There’s a pink here and a coral there in the form of blankets and I smile because I managed to bring those exact blankets through the cabinet.

I tuck my magazine under my arm and go to sit on the couch.

I spread the blankets over my legs and flip on the lamp beside me.Then I settle in and sip my whiskey while I look over my magazine for more ideas on how to make this cottage mine.

Outside I can hear the wind blowing, the tap of limbs against the roof, the creak of the porch settling, all of it calms me.

I’m almost done with my whiskey when I hear a thump. It’s slight, just the sound of a footfall really on the porch. I get up and go to the window, whiskey in hand and that’s when I see the big wolf sitting outside.

Thorne.

He’s at the edge of my porch, snout up sniffing the wind.

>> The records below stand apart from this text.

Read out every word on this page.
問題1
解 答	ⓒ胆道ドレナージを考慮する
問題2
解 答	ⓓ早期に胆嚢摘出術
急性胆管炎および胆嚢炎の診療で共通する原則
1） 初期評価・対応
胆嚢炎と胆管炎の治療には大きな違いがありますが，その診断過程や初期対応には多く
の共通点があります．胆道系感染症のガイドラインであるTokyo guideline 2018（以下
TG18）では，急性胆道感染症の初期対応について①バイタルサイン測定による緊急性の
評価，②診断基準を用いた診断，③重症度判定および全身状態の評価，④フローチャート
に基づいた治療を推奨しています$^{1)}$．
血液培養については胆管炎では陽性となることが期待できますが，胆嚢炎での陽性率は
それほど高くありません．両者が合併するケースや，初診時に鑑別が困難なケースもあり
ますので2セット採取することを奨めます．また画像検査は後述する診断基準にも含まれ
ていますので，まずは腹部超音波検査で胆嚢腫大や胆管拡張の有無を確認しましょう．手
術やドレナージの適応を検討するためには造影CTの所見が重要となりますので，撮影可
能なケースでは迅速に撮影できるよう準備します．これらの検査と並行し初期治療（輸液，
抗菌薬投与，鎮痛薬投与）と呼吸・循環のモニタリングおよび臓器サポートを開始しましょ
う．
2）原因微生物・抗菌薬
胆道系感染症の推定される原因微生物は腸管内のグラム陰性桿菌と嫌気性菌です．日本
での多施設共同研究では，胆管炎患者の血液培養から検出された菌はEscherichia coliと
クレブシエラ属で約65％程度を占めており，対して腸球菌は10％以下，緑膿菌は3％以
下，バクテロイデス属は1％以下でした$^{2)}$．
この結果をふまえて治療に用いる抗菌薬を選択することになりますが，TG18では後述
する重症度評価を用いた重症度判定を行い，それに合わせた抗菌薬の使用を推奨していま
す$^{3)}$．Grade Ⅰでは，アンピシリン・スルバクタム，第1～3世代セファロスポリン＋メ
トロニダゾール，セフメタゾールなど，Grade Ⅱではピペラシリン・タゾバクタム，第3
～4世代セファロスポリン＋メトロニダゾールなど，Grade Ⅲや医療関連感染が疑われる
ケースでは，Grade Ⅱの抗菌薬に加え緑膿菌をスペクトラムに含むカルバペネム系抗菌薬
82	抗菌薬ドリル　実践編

Wind blows through his coat and I want to go to him.

Pull one of my new thick blankets off the couch and wrap it around him but I don’t.

He’s not mine. If he was…if he was, then I could take the blanket to him, but he’s not.

Thorne turns and looks over his shoulder right at me.

I jerk back from the window but the damage is done. He’s already seen me. Still, I let the curtain fall back into place and go back to the couch. I set my empty glass down on the floor and crawl back under the blankets there.

Thorne’s outside. Why is he outside?

Was it him that was outside of my door in the Keep?

I turn over the thoughts once, twice, but not nearly three times before sleep pulls me under.